A campanha de vacinação avançou rapidamente, apesar dos obstáculos impostos pelo governo federal. Até dezembro de 2021, 66% da população brasileira estava totalmente imunizada, ou seja, havia recebido as duas doses da vacina, de acordo com dados do Our World in Data. Isso colocava o Brasil à frente de países como Itália e Reino Unido em termos de imunização completa. São Paulo, o estado mais populoso do país, foi um destaque: até o final de 2021, 75% de sua população estava vacinada, superando nações desenvolvidas e mostrando a força do SUS e da coordenação local. Ao todo, o SUS aplicou mais de 400 milhões de doses de vacinas contra a Covid-19 até o final de 2022, um feito impressionante para um país de dimensões continentais e com desafios logísticos enormes, como levar vacinas a comunidades ribeirinhas na Amazônia ou a áreas remotas do sertão nordestino.


A ciência brasileira também brilhou em outros aspectos. O Instituto Butantan e a Fiocruz não apenas produziram vacinas, mas também conduziram pesquisas que contribuíram para o entendimento global da pandemia. Por exemplo, o Butantan foi um dos primeiros a identificar a eficácia da CoronaVac contra a variante P1, publicando estudos que orientaram estratégias de vacinação em outros países. Além disso, o SUS coordenou a distribuição de equipamentos de proteção individual (EPIs) para profissionais de saúde e ampliou a capacidade de testagem, realizando milhões de testes RT-PCR ao longo da pandemia. Esses esforços, embora insuficientes para evitar todas as mortes, foram cruciais para mitigar o impacto do vírus e salvar vidas.

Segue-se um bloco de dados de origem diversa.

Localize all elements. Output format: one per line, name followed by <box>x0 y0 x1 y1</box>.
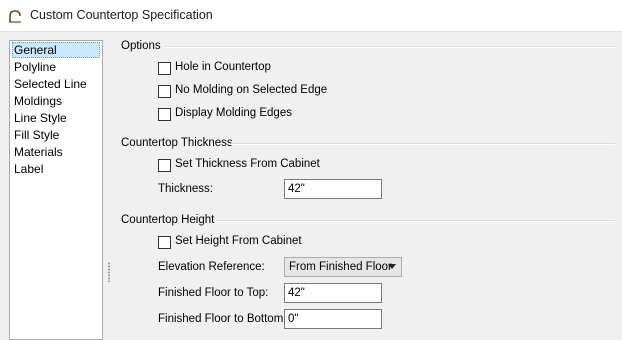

Enquanto o governo federal, sob a liderança de Bolsonaro, promovia desinformação e atrasava medidas essenciais, o SUS e a ciência brasileira se tornaram vozes de resistência. Eles mostraram que, mesmo em um cenário de negligência política, a organização e o compromisso com a vida podem fazer a diferença. A campanha de vacinação, em particular, foi um raio de esperança em um país que enfrentava não apenas o vírus biológico, mas também o "vírus" da desinformação. Cada dose aplicada era um passo em direção à recuperação, uma prova de que o Brasil, apesar de tudo, ainda tinha forças para lutar. A pergunta que ficava era: como o país poderia ter se saído se o governo federal tivesse apoiado, em vez de sabotar, esses esforços?